Have you ever wondered about the connection between symbol and meaning ? When we think of the written letter, or word, what are we talking about in terms of the human capacity to associate mere symbols with meaning? Let me offer this illustration…
Take the letter “S” for example. If we conduct a mental exercise where we remove the context of “S” as a letter in the alphabet, what are we left with? The “S” becomes really no more than a squiggly line (symbol) on the page, devoid of meaning. The same goes for all other letters, numbers, etc., and in auditory terms, sounds, voice, music, etc. So how is it possible to associate a mere squiggle with specific meaning? How is it possible to associate a loud siren with the need to pull to the side of the road to let the fire truck pass?

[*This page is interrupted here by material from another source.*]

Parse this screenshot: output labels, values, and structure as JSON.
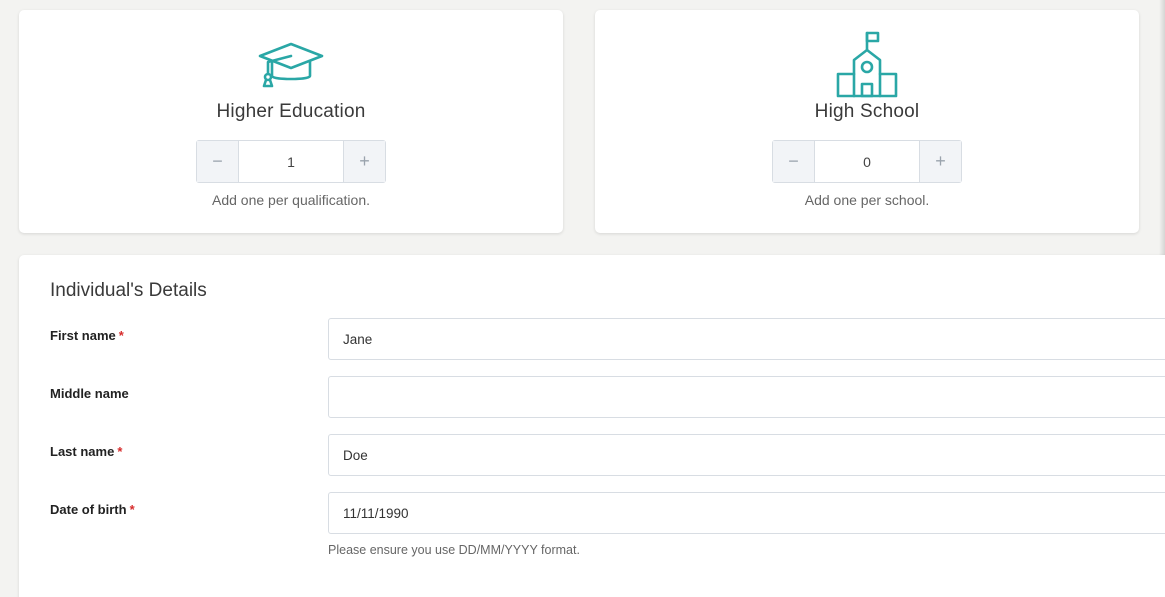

There must be a bridge between the mere symbol and meaning; between the mere sound and meaning. What faculty comes in to play to bridge the two?
As a past art teacher, and one who has worked in, near or around the arts for his entire professional career, one phrase I abhor is “I have no imagination.” I never quite know what this means since, as I have just illustrated, there is no such thing as a communicating, functioning human being without the capacity to imagine. Just to say “I have no imagination” requires an immense, almost miraculous degree of imagination.
I’ve always thought the question should be more like “How do I foster or channel my imagination to create new possibilities; new understanding; new uses of symbol to arrive at fantastic new meaning?”